L'ex capo dell'area scouting del Cagliari Riccardo Guffanti ha parlato ai microfoni di Radio TuttoNapoli e si è soffermato sull'ex portiere rossoblù Guglielmo Vicario, ultimamente accostato al Napoli.

Le parole di Guffanti

Si parla anche di Vicario in chiave Napoli. Sono entrambi, Vicario e Meret, due suoi pupilli. Che cosa ci può dire su Vicario?

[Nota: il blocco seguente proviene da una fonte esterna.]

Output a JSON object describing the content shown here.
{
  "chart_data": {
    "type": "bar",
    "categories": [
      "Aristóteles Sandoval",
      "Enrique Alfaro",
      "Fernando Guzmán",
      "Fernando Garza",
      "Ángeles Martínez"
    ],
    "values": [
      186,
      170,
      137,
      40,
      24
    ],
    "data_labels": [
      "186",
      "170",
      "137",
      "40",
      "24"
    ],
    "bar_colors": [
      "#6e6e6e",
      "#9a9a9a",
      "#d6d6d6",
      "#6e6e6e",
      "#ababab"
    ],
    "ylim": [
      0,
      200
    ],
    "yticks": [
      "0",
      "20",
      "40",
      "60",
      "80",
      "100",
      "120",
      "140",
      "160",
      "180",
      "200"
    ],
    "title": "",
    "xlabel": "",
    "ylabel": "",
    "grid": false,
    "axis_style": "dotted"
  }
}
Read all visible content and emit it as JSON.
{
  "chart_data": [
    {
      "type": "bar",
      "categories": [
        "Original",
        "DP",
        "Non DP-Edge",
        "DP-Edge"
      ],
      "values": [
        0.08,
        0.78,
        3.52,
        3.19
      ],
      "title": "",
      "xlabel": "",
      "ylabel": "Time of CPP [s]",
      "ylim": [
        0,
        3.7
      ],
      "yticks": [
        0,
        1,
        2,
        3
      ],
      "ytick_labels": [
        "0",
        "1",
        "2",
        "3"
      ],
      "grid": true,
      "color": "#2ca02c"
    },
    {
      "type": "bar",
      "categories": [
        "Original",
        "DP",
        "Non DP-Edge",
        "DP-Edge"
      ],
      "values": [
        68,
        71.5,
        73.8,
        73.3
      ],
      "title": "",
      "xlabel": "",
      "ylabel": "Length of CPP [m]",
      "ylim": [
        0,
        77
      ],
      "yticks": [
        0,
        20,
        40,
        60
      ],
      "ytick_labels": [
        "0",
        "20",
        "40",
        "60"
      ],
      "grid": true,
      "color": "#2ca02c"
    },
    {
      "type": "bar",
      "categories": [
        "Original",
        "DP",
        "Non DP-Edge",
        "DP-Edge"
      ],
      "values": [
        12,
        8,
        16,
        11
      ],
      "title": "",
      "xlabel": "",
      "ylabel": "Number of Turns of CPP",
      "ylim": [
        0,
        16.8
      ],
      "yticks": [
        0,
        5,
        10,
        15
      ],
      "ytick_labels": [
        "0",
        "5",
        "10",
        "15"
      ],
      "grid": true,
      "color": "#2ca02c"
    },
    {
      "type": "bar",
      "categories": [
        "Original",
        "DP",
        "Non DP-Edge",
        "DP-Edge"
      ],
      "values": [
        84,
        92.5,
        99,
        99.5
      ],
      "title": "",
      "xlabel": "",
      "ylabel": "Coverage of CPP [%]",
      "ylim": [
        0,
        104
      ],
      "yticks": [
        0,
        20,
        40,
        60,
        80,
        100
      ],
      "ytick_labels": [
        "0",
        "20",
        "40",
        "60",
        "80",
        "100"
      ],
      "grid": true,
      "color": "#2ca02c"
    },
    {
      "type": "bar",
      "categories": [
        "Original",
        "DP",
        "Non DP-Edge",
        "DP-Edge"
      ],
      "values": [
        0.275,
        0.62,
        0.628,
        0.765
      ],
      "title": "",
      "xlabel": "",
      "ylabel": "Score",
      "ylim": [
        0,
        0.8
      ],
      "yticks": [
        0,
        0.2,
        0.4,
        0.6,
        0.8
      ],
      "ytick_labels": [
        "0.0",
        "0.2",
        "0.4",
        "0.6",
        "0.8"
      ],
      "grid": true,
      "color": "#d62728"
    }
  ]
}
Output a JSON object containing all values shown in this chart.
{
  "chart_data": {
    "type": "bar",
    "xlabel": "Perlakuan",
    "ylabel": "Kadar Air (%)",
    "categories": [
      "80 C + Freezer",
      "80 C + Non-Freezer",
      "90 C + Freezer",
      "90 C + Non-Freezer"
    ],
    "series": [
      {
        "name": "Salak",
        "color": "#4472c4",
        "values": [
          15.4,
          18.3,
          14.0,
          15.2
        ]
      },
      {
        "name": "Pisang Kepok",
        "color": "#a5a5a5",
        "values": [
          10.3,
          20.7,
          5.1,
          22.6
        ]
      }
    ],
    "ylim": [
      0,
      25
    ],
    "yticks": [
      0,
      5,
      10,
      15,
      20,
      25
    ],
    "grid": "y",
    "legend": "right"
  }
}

"Voglio parlare di Vicario perché la sua storia è eccezionale dal punto di vista delle scelte caratteriali. Io parlo sempre di personalità, di carattere, della capacità di emergere dalle difficoltà. In quel periodo Scuffet era il portiere titolare della Primavera dell'Udinese, quindi veniva indicato un po' come il predestinato principale. Meret era un anno più giovane e da questo punto di vista ci stava anche, però erano tutti e due nel giro della Nazionale. Vicario, che è sempre un '96, si trovava veramente chiuso da questi due portieri e il suo sbocco si restringeva sempre di più. Ebbe veramente la forza e il coraggio di chiedere di andare via dall'Udinese e preferì andare a giocare tra i dilettanti. Lo fece proprio per la sua personalità e il suo carattere, perché non voleva rimanere chiuso sapendo di avere davanti due giocatori altrettanto importanti. È difficile che in quella fase un ragazzo decida di lasciare una società professionistica pur di giocare in una società dilettantistica. Lui fece questo percorso, andando a giocare in Serie D, poi si riprese e piano piano riemerse, perché alla fine la qualità dei giocatori viene sempre fuori. Io dico la verità: quando arrivò a Cagliari, arrivò grazie a Brambilla, preparatore dei portieri, e al sottoscritto, che dicemmo al presidente che questo era un portiere con determinate capacità. Quando uno va a vedere i dati si domanda come mai abbia giocato tra i dilettanti, poi in Serie C, e non fosse più giovanissimo. La spiegazione era semplice: si era trovato chiuso e aveva scelto un altro percorso."